GitHub Token
SuspiciousAudited by ClawScan on May 10, 2026.
Overview
This skill is aligned with GitHub workflows, but it handles a powerful GitHub token in risky persistent and URL-based ways and can push all local changes without a safety check.
Review before installing. If you use it, create a fine-grained GitHub PAT limited to only the needed repositories, avoid full `repo` scope when possible, do not store the token in TOOLS.md or pass it in URLs, inspect `git status` before any push, and rotate the token if it may have been exposed.
Findings (4)
Artifact-based informational review of SKILL.md, metadata, install specs, static scan signals, and capability signals. ClawScan does not execute the skill or run runtime probes.
If the PAT leaks, anyone with it may be able to read or modify GitHub repositories according to the token scopes.

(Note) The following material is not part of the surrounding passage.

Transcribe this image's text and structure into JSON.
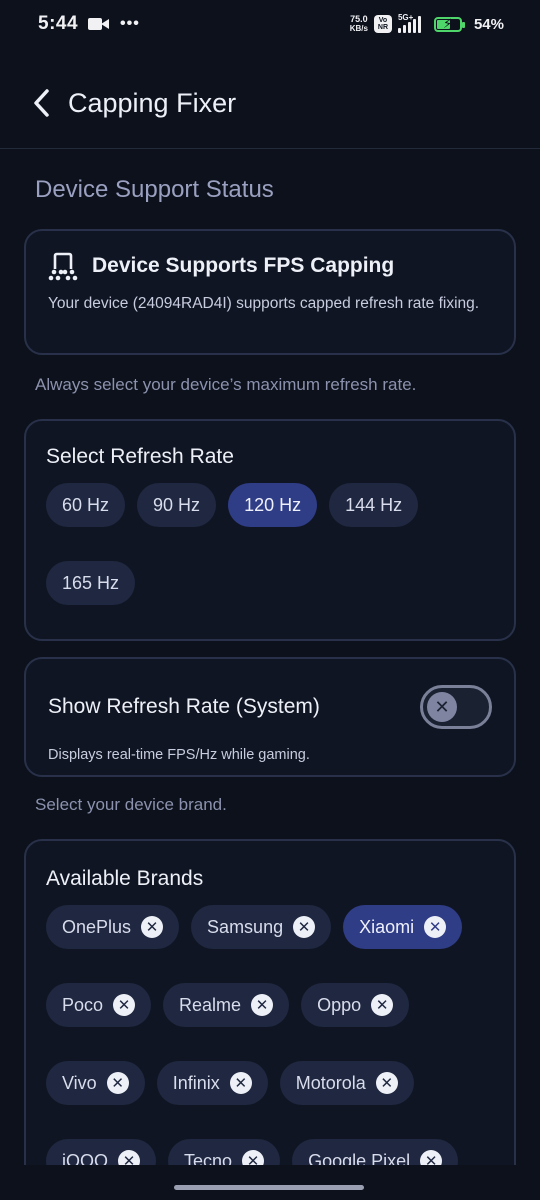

The helper embeds the user's PAT directly into a Git HTTPS URL and passes it as a command argument; clone URLs can be persisted in git remote configuration and command arguments or errors may expose the token.
url = f"https://{token}@github.com/{repo}.git" ... subprocess.run(["git", "clone", url, dest], capture_output=True, text=True)Do not embed PATs in URLs. Use a Git credential helper, askpass flow, or securely scoped environment secret, redact git errors, and clearly declare the credential and required scopes.
The token could be reused across later tasks or accidentally exposed if TOOLS.md is shared, copied, indexed, or committed.
TOOLS.md is persistent agent-readable context; storing a GitHub PAT there creates long-lived secret exposure without retention, deletion, file-permission, or reuse boundaries.
Agent stores token in TOOLS.md under `### GitHub` section. Never expose in logs or messages.
Avoid storing PATs in TOOLS.md. Prefer a secret manager or per-session environment variable, and document how to remove or rotate the token.
Unintended files, unrelated edits, or secrets in the working tree could be committed and pushed to GitHub.
The push command automatically stages every local change, commits, and pushes without showing a status/diff or requiring explicit confirmation for the exact files.
subprocess.run(["git", "add", "-A"]) ... subprocess.run(["git", "commit", "-m", message] ... ["git", "push", "-u", auth_url, branch])
Show `git status`/diff first, require explicit user confirmation, and allow users to choose specific paths instead of always running `git add -A`.
Users have less registry-level information to verify where the helper came from and whether required tools are available.
The package includes a Python GitHub helper and documents python3/git command use, but provenance and runtime dependency metadata are incomplete.
Source: unknown; Homepage: none; Required binaries (all must exist): none
Declare the project source/homepage and required binaries, especially git and python3, so users can verify provenance and prerequisites.